Blackstone Robin P, Rivera Lisa A
Scottsdale Bariatric Center at Scottsdale Healthcare, 10200 N. 92nd Street, Suite 225, Scottsdale, AZ 85258, USA.
J Gastrointest Surg. 2007 Apr;11(4):403-9. doi: 10.1007/s11605-007-0135-x.
Gastrojejunostomy stricture after Roux-en-Y gastric bypass occurs in 3 to 27% of morbidly obese patients in the USA. We questioned whether preoperative patient characteristics, including demographic attributes and comorbid disease, might be significant factors in the etiology of stricture. In this study from November 2001 to February 2006 (51 months), at a high-volume bariatric center, of the 1,351 patients who underwent laparoscopic gastric bypass, 92 developed stricture (6.8%).
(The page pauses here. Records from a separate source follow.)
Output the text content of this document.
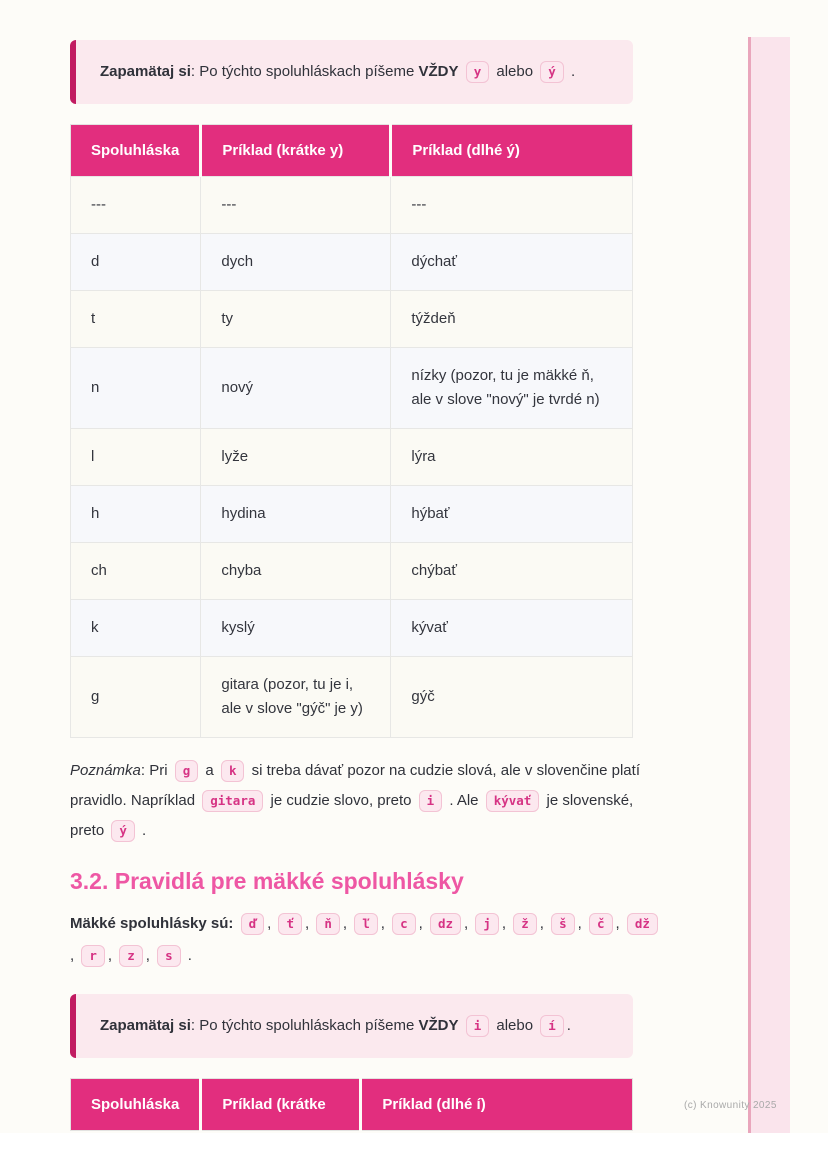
Zapamätaj si: Po týchto spoluhláskach píšeme VŽDY y alebo ý .

Spoluhláska	Príklad (krátke y)	Príklad (dlhé ý)
---	---	---
d	dych	dýchať
t	ty	týždeň
n	nový	nízky (pozor, tu je mäkké ň, ale v slove "nový" je tvrdé n)
l	lyže	lýra
h	hydina	hýbať
ch	chyba	chýbať
k	kyslý	kývať
g	gitara (pozor, tu je i, ale v slove "gýč" je y)	gýč

Poznámka: Pri g a k si treba dávať pozor na cudzie slová, ale v slovenčine platí pravidlo. Napríklad gitara je cudzie slovo, preto i . Ale kývať je slovenské, preto ý .

3.2. Pravidlá pre mäkké spoluhlásky

Mäkké spoluhlásky sú: ď , ť , ň , ľ , c , dz , j , ž , š , č , dž, r , z , s .

Zapamätaj si: Po týchto spoluhláskach píšeme VŽDY i alebo í .

Spoluhláska	Príklad (krátke	Príklad (dlhé í)	(c) Knowunity 2025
All but two were treated successfully by endoscopic dilation. All patients stopped nonsteroidal anti-inflammatory medications 2 weeks prior to surgery and did not restart them. The operative procedure included the use of a 21-mm transoral circular stapler to create the gastrojejunostomy; the Roux limb was brought retrogastric, retrocolic. In an effort to reduce our center's stricture rate, late in the study, U-clips used at the gastrojejunostomy were replaced by absorbable sutures, and postoperative H2 antagonists were added to the treatment protocol. The change to absorbable polyglactin suture proved to be significant, resulting in a lower stricture rate. The addition of H2 antagonists showed no significant effect. Following the retrospective review of the prospective database, univariate and multivariate logistic regression analyses identified factors associated with the development of stricture. Gastroesophageal reflux disease and age were each shown to be statistically significant independent predictors of stricture following laparoscopic gastric bypass.
在美国,接受Roux-en-Y胃旁路手术的病态肥胖患者中,胃空肠吻合口狭窄的发生率为3%至27%。我们质疑术前患者特征,包括人口统计学特征和合并疾病,是否可能是狭窄病因中的重要因素。在这项于2001年11月至2006年2月(51个月)进行的研究中,在一家大型减肥中心,1351例行腹腔镜胃旁路手术的患者中有92例发生狭窄(6.8%)。除2例患者外,其余均通过内镜扩张成功治疗。所有患者在手术前2周停用非甾体类抗炎药,术后也未重新使用。手术操作包括使用21毫米经口圆形吻合器进行胃空肠吻合;Roux肠袢经胃后、结肠后引出。为降低我们中心的狭窄发生率,在研究后期,胃空肠吻合处使用的U形夹被可吸收缝线取代,且术后治疗方案中增加了H2拮抗剂。结果证明,改用可吸收聚乙醇酸缝线具有显著效果,使狭窄发生率降低。添加H2拮抗剂未显示出显著效果。在对前瞻性数据库进行回顾性分析后,单因素和多因素逻辑回归分析确定了与狭窄发生相关的因素。胃食管反流病和年龄均被证明是腹腔镜胃旁路手术后狭窄的统计学显著独立预测因素。